Helium is found to diffuse four times more rapidly than an unknown gas. What is the approximate molar mass of the unknown gas?

Jul 28, 2017

Around $\text{64 g/mol}$.

You can start from any expression for the speed. The RMS speed is a fine choice:

${v}_{R M S} = \sqrt{\frac{3 R T}{M}}$,

where $R$ and $T$ are from the ideal gas law, and $M$ is the molar mass of the gas in $\text{kg/mol}$.

The ratio of two speeds $v$ is directly proportional to the ratio of the gas diffusion rates $z$ (the $3 R T$ cancels out):

$\frac{{v}_{R M S , B}}{{v}_{R M S , A}} = \textcolor{g r e e n}{{z}_{B} / {z}_{A} = \sqrt{{M}_{A} / {M}_{B}}}$

which is Graham's law of diffusion; the gas with more mass per particle diffuses more slowly. (In this case, the molar mass can now be in $\text{g/mol}$ and it won't matter.)
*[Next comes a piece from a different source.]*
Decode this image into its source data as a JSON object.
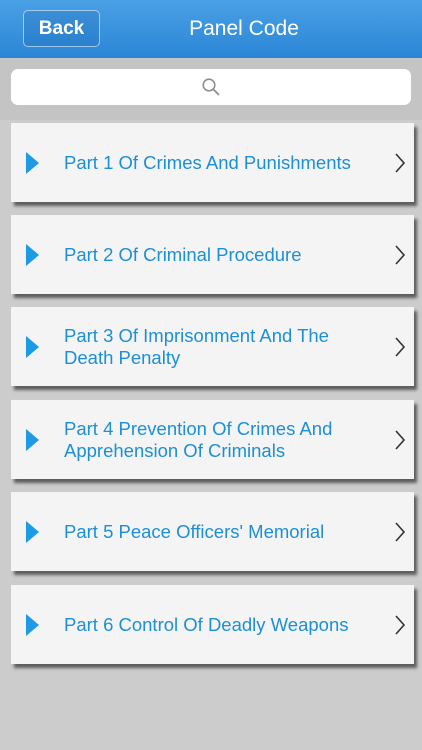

Since helium is known to diffuse $4$ times as fast as unknown gas $B$, then off the top of my head, helium is probably ${4}^{2} = 16$ times as light (one-sixteenth the molar mass of $B$).

Let's check mathematically.

${z}_{B} / {z}_{A} = \sqrt{{M}_{A} / {M}_{B}}$

If we assign helium as $A$, then the unknown gas is $B$ and ${z}_{B} / {z}_{A} = \frac{1}{4}$.

$\implies \frac{1}{4} = \sqrt{\frac{4.0026}{M} _ B}$

$\implies \frac{1}{16} = \frac{4.0026}{M} _ B$

$\implies \textcolor{b l u e}{{M}_{B}} = 4.0026 \times 16 \approx \textcolor{b l u e}{\text{64 g/mol}}$

So the unknown gas has about $\boldsymbol{16}$ times higher of a molar mass.